If Jesus took the punishment for all the sins of the world on the cross, why does God also punish people in hell? Isn’t God punishing the same sins twice? It reminds me of the master in Jesus’ parable who forgave his servant a large debt, but then made him pay it anyway.
These are excellent questions. Let me start with the parable, which is found in the gospel of Matthew. We need to understand it in light of its original context.
The ancient servant-master relationship was one in which servants would be entrusted with resources to accomplish the master’s work. The king or master in this parable is said to be “settling accounts” with his servants, that is, having them account for what they’ve done with the resources he’s entrusted to them. The first servant can’t account for a huge amount of money and the master is ready to sell him and his family into slavery to collect what he can. But when the servant begs for mercy, the master says he doesn’t have to repay the money.
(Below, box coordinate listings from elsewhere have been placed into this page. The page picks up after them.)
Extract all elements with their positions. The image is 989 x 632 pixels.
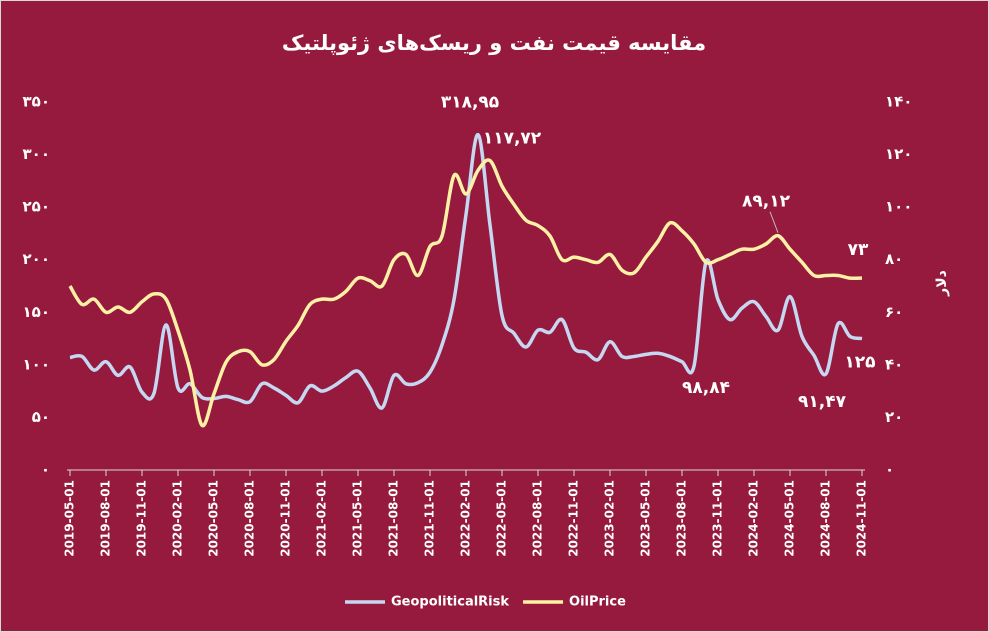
y2-axis-label: دلار [934,270,950,297]
y2-tick-label: ۸۰ [885,250,903,268]
y2-tick-label: ۰ [885,461,894,479]
y-tick-label: ۱۰۰ [23,355,50,373]
x-tick-label: 2021-11-01 [423,480,437,557]
x-tick-label: 2023-08-01 [675,480,689,557]
x-tick-label: 2024-08-01 [819,480,833,557]
x-tick-label: 2022-05-01 [495,480,509,557]
x-tick-label: 2020-08-01 [243,480,257,557]
x-tick-label: 2024-02-01 [747,480,761,557]
x-tick-label: 2023-02-01 [603,480,617,557]
y2-tick-label: ۶۰ [885,303,903,321]
x-tick-label: 2020-11-01 [279,480,293,557]
data-label: ۹۸,۸۴ [682,378,730,398]
x-tick-label: 2019-11-01 [135,480,149,557]
x-tick-label: 2021-08-01 [387,480,401,557]
y2-tick-label: ۴۰ [885,355,903,373]
y-tick-label: ۱۵۰ [23,303,50,321]
y-tick-label: ۳۵۰ [23,93,50,111]
x-tick-label: 2021-02-01 [315,480,329,557]
y-tick-label: ۲۵۰ [23,198,50,216]
chart-title: مقایسه قیمت نفت و ریسک‌های ژئوپلتیک [282,31,706,55]
x-tick-label: 2020-05-01 [207,480,221,557]
x-tick-label: 2022-08-01 [531,480,545,557]
y2-tick-label: ۱۰۰ [885,198,912,216]
line-series [68,158,863,428]
y2-tick-label: ۱۴۰ [885,93,912,111]
legend-label: OilPrice [569,595,626,610]
y-tick-label: ۲۰۰ [23,250,50,268]
x-tick-label: 2019-08-01 [99,480,113,557]
x-tick-label: 2022-02-01 [459,480,473,557]
leader-line [769,211,779,233]
y2-tick-label: ۱۲۰ [885,145,912,163]
data-label: ۹۱,۴۷ [798,392,847,412]
data-label: ۱۱۷,۷۲ [483,129,542,149]
x-tick-label: 2023-05-01 [639,480,653,557]
y-tick-label: ۳۰۰ [23,145,50,163]
x-tick-label: 2023-11-01 [711,480,725,557]
y-tick-label: ۰ [41,461,50,479]
x-tick-label: 2022-11-01 [567,480,581,557]
x-tick-label: 2024-05-01 [783,480,797,557]
y-tick-label: ۵۰ [32,408,50,426]
x-tick-label: 2024-11-01 [855,480,869,557]
legend-label: GeopoliticalRisk [391,595,509,610]
data-label: ۳۱۸,۹۵ [441,93,499,113]
data-label: ۸۹,۱۲ [742,192,791,212]
line-series [69,132,863,410]
y2-tick-label: ۲۰ [885,408,903,426]
x-tick-label: 2021-05-01 [351,480,365,557]
x-tick-label: 2019-05-01 [63,480,77,557]
data-label: ۱۲۵ [844,353,875,373]
x-tick-label: 2020-02-01 [171,480,185,557]
data-label: ۷۳ [848,240,869,260]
However, when this servant refuses to show the same kind of mercy to one of his fellow servants who owes him only a small amount, the master realizes that he wasn’t worthy of this generosity. And so, still within the ongoing master-servant relationship, the master says that the servant will have to pay the debt, and sends him to debtors’ prison, exactly where the servant sent the one who owed him a small amount.
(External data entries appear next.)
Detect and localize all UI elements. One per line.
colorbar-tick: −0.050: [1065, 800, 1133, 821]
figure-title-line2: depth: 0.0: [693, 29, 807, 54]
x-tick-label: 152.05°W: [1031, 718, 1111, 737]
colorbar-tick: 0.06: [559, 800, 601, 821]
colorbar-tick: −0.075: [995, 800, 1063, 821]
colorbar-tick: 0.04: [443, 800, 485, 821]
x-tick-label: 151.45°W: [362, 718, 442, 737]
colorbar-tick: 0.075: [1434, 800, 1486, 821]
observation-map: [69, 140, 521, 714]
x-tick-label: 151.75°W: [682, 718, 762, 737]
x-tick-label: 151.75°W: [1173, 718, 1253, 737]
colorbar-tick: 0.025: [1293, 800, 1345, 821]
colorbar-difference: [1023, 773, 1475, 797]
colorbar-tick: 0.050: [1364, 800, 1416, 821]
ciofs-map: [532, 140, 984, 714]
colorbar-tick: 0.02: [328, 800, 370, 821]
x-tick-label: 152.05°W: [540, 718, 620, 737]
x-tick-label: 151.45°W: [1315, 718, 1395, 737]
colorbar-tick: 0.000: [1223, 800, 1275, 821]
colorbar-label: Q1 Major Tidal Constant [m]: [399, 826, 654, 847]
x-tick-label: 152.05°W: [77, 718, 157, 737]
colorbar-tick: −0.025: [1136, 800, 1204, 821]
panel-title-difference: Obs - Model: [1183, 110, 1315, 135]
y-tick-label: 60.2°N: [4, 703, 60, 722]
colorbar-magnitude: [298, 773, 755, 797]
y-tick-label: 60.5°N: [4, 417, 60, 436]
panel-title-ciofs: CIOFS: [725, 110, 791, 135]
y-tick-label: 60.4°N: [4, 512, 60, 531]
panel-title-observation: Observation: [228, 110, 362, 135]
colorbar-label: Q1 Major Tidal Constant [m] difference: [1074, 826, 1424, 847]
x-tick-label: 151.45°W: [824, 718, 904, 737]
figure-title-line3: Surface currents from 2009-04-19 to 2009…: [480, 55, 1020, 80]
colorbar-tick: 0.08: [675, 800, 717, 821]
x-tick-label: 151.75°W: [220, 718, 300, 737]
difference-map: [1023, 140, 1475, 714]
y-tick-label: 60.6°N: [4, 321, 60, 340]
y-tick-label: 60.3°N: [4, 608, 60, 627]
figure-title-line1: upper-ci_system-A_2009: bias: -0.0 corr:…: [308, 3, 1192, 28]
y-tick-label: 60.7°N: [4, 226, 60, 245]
In other words, this was not a commercial loan that was cancelled through a legal transaction, which the master then tried to renege on. Rather, these were the arrangements that the master was prepared to make within his ongoing relationship with this servant. When the servant insisted that he was operating in good faith and would repay everything, the master was willing to make a fresh start in their relationship. But when the master discovered that the servant really wasn’t operating in good faith, as evidenced by his ingratitude (if he’d really been grateful, he would have shown the same mercy to his fellow servant), the master realized that he would have to conduct the relationship along different lines, and insist on repayment of the misappropriated resources.
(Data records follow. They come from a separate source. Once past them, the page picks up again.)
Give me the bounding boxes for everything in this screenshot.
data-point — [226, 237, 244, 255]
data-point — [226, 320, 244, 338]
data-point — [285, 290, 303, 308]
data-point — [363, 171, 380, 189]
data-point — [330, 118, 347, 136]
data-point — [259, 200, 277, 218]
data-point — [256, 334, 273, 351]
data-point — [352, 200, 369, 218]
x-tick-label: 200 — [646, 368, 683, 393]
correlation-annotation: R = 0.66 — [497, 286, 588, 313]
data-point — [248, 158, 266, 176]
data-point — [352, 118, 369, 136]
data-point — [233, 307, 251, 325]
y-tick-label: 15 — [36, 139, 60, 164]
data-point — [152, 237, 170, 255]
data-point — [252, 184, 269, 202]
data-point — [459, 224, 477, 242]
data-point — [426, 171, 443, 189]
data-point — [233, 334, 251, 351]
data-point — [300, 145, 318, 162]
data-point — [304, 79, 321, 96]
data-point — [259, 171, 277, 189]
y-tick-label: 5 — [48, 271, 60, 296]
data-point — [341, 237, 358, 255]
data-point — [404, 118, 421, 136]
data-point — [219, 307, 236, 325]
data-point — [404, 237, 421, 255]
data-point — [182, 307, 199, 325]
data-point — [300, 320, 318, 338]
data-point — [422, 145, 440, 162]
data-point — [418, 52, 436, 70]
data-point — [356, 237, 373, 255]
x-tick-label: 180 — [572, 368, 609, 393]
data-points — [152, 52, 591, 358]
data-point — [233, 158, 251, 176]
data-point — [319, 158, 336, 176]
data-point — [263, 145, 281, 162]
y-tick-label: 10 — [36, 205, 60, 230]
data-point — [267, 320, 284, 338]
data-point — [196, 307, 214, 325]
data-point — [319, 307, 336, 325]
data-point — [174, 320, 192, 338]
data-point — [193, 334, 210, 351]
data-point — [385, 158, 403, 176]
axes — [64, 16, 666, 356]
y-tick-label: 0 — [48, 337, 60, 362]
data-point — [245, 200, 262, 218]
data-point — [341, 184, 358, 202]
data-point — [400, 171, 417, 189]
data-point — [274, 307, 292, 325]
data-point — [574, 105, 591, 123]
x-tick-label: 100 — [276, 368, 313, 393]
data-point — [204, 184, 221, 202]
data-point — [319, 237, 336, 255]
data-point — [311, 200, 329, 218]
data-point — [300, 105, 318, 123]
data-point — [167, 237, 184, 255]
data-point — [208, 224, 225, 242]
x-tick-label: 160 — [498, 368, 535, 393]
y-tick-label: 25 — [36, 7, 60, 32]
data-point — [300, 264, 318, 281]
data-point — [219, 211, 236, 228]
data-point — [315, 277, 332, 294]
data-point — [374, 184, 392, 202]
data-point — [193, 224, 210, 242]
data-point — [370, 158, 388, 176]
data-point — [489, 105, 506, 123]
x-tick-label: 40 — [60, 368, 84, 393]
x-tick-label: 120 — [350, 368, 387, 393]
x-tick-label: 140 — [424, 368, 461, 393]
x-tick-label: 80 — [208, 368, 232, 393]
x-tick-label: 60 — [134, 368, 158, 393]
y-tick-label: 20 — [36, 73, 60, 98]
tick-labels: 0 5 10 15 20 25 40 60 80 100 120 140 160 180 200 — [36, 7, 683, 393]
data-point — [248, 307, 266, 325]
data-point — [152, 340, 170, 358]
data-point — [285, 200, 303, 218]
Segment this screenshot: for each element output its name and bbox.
Whatever the specific arrangements (and it might not be possible to reconstruct them exactly from our historical and cultural distance), they must have been understandable to the original hearers, and I don’t think the master’s change of attitude towards his servant is meant to be the shocking or puzzling aspect of the parable. (Most of Jesus’ parables, by design, have some such aspect.) Rather, I think it’s the servant’s hypocritical and ungrateful response, even after being shown such mercy, that’s meant to shock us. That’s what Jesus specifically calls attention to at the end of the parable: Each person who has been forgiven by God needs to forgive their brother or sister from their heart.